Peeta suspira antes de esbozar una sonrisa. No es la sonrisa de antes de los Juegos, cuando era sólo el hijo menor del panadero, un chico común con amigos y familia, antes de convertirse en un Vencedor. Pero tampoco es una sonrisa vacía, como las que acababa dando para las cámaras después de los Juegos.

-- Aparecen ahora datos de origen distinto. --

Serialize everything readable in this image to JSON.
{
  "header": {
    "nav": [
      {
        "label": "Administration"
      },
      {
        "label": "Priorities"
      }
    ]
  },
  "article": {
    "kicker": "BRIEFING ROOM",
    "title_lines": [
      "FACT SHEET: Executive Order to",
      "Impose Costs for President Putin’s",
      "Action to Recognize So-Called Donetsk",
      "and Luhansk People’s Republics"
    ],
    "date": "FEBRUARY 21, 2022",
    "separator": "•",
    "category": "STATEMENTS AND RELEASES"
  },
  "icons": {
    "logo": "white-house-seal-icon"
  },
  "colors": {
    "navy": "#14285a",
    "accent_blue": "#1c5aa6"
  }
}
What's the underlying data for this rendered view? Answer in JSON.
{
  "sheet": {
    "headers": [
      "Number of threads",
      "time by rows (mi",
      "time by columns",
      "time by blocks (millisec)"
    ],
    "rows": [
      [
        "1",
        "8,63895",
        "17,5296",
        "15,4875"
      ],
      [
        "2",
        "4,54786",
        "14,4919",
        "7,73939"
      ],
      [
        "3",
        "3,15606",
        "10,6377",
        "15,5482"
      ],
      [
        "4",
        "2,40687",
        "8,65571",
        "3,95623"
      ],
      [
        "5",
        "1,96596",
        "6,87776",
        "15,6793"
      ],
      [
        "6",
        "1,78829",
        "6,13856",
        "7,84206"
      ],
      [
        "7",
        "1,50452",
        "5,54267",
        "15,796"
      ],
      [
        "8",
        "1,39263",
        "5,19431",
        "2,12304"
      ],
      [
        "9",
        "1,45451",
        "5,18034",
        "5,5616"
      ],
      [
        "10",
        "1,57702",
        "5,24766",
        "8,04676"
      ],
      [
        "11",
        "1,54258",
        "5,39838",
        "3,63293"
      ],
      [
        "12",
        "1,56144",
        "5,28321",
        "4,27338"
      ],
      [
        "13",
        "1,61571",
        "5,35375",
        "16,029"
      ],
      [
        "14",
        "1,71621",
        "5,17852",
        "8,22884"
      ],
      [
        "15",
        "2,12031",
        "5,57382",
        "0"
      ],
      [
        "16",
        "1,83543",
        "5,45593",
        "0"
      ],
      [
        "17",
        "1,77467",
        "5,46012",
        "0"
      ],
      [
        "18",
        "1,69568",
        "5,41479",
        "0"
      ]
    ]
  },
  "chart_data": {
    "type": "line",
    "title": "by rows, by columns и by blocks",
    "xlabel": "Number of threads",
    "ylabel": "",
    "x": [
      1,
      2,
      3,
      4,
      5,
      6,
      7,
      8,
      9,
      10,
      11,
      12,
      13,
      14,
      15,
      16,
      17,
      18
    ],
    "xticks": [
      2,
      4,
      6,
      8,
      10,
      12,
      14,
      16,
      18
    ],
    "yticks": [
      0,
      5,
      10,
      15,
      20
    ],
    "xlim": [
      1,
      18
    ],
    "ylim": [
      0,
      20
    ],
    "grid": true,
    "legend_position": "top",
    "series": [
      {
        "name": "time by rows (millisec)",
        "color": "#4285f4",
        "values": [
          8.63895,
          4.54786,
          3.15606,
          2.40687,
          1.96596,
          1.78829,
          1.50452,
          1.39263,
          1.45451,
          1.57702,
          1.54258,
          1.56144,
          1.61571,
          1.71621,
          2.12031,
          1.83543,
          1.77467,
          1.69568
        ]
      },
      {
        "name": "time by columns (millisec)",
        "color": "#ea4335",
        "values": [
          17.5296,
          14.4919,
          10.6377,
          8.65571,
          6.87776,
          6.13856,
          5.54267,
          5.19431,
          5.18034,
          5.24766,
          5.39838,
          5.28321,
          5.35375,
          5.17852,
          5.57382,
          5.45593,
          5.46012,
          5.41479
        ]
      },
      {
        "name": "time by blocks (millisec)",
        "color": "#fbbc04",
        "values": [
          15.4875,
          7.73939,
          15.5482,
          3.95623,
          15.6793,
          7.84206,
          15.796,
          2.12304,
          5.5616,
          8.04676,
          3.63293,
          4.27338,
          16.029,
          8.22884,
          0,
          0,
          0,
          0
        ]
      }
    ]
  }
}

—Gracias por detenerse a hablar conmigo —dice con repentina timidez, inseguro.
—De nada. Uno creería que estarías rodeado de admiradores… o admiradoras —menciono, recordando a la chica que se le había acercado antes.
—No —responde él, pareciendo honestamente sorprendido—. La gente no se me acerca mucho.
—¿Por qué no? —pregunta Prim, sin entender.
Miro a otro lado, incómoda. Por la misma razón por la que yo quise apartar a Prim en cuanto vi que se había acercado a él: porque los Vencedores son peligrosos y, con demasiada frecuencia, inestables. Y por lo otro.
—Deben creer que estoy muy ocupado —comenta Peeta con ligereza, pero hay dolor en su rostro.
Aunque por el bien de Prim pretenda que no sabe o que no le importa, la soledad le duele. Me pregunto qué pasó con todos los amigos que él solía tener en la escuela… ¿ninguno de ellos se acuerda de él ahora? ¿Nadie es capaz de ver más allá de lo que pasó en la arena?
—Si quieres, podemos volver el próximo domingo —ofrece Prim.
Peeta duda. Me mira de reojo, como intuyendo que yo podría no estar entusiasmada con la idea.
—Aunque quizás vengamos un poco más tarde que hoy —le advierto—. Normalmente los domingos tengo… cosas que hacer, a esta hora.
No es como si el hecho que soy cazadora furtiva es un secreto, pero es mejor no decirlo en voz alta. Y Peeta entenderá de todos modos, su papá solía canjear mis ardillas por su pan.
—Eso me gustaría mucho —admite, tanta esperanza filtrándosele en la voz que me siento mal por haber estado a punto de negarme.
Él me dio una vez dos panes que nos salvaron la vida, a mí y a mi familia. Y ahora, las galletitas para Prim. ¿Cómo puedo negarme a ayudarle a él, si un rato de compañía es todo lo que pide? Vendremos a verlo, si eso ayuda a pagar al menos una parte de mis deudas con el Chico del Pan.